The report discusses the emissions in different sectors of the economy, such as energy generation and industrial production that are covered by the Emission Trading System (ETS) where the reduction has been significant since its introduction in 2005. In non-ETS sectors such as agriculture and transport the results are less impressive.

The EU hopes that forestation and other measures in the LULUF sector will off-set the emissions but carbon removals have in fact decreased in recent years because EU’s carbon sinks have shrunk over that period due to higher demand for wood. Still, the report concluded the EU is broadly on track to achieve the EU 55% reduction target by 2030.

The report did not include an analysis of the EU emissions by the member states and if individual countries are on the right trajectory to reach the target.

Will the EU member states have to update their National Determined Contributions (NDCs) to reduce their emissions as the Commission’s press release says might be necessary?

“Our target of at least 55% net emission reductions is aligned with the Paris Agreement and the 1.5C goal. We have announced that we are ready to update our NDC as appropriate to reflect the outcome of the ongoing Fit for 55 negotiations if they result in a de facto higher target.”

Vice-President Timmermans said in his concluding speech at COP27 that the goal of phasing out ‘unabated fossil fuels’ was not reflected in the agreement. Currently the EU has no fixed goal for when specific fuels will be phased out, as the energy mix is a national competence, the spokesperson explained. Many Member States have already phased out coal, or intend to do so in the next decade.

“We hope so, and will encourage them and support them in doing so. The COP27 calls on all countries to update their NDCs in line with the Paris Agreement goals.”
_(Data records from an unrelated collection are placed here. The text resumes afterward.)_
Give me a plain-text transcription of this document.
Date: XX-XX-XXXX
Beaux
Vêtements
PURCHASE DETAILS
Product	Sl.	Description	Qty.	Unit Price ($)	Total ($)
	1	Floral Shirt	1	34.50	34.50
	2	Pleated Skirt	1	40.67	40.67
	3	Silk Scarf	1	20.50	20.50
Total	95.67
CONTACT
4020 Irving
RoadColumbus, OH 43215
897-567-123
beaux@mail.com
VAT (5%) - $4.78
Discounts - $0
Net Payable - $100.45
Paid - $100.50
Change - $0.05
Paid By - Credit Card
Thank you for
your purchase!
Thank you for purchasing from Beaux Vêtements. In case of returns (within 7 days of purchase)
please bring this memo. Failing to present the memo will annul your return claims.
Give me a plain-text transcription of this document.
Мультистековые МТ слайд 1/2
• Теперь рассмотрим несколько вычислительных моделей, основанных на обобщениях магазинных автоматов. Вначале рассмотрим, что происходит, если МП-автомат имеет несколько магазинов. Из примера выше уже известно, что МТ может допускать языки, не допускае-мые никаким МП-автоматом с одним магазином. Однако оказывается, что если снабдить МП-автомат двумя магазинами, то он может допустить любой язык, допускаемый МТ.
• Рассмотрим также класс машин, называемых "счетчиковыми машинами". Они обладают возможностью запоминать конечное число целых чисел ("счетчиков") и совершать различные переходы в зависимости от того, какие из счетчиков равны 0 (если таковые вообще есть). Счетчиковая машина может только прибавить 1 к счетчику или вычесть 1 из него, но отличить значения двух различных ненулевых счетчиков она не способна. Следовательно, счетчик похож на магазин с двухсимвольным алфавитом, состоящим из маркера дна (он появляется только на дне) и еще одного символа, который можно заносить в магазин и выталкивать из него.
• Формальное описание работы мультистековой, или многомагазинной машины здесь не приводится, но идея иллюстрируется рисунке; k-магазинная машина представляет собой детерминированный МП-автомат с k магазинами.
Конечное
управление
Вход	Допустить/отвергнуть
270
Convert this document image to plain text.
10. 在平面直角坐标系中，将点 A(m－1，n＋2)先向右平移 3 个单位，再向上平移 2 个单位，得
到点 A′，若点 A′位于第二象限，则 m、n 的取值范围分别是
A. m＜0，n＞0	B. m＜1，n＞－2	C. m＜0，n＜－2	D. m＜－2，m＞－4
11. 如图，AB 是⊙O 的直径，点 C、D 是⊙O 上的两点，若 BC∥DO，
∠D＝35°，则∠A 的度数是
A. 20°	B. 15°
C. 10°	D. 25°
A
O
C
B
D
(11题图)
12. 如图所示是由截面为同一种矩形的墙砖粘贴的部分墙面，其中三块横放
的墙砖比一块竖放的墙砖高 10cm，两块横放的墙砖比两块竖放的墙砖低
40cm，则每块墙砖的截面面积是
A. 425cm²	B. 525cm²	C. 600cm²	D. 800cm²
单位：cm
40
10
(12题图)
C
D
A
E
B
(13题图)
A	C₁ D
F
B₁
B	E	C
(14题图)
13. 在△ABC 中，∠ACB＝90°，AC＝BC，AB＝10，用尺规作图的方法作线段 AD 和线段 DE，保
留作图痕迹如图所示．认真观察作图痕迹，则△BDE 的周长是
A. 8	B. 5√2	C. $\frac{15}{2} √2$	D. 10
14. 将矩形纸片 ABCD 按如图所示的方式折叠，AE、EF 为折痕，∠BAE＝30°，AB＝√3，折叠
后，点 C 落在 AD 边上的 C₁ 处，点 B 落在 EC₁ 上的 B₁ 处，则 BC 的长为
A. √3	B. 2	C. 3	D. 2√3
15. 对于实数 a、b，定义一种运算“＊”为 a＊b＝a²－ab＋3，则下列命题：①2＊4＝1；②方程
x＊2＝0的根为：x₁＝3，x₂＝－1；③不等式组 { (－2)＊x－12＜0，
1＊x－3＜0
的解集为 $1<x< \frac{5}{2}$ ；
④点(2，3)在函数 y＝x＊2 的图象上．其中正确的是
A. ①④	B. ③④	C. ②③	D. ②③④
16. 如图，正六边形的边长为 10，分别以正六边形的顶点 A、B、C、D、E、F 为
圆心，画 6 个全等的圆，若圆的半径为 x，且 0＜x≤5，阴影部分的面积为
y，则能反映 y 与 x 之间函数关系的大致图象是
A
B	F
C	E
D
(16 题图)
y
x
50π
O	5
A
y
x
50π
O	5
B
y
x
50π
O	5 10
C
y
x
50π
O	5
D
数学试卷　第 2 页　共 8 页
Just at the start of COP27, the Parliament and Council reached a provisional agreement on a revision of the effort sharing regulation (ESR) which regulates the non-ETS sectors and accounts for about 60 % of EU emissions. They agreed to increase the mandatory 2030-target at EU level in these sectors from 30% to 40% compared to 1990-levels.

For each EU member state, specific targets are now set ranging between 10-50%.  "With this deal we take a major step forward in delivering on the EU's climate objectives,” Swedish MEP and rapporteur Jessica Polfjärd (EPP) said. “The new rules for national emission cuts ensure that all member states contribute and that existing loopholes are closed.”

She told The Brussels Times that she believes that the new regulatory framework is the right way to ensure that all of EU contributes to the climate goals. The reductions by sector are not specified and will vary by country.

“We have set a clear framework and it’s now up to the member states to deliver effective climate solutions. The framework defines an ambitious trajectory which determines how much each country must reduce emissions each year.”

Does the Commission believe, after the COP27, that non-EU countries will update their NDCs, and by which date, and commit to reduce GHG emissions by at least 43 % by 2030?

“We hope so, and will encourage them and support them in doing so. The COP27 calls on all countries to update their NDCs in line with the Paris Agreement goals.”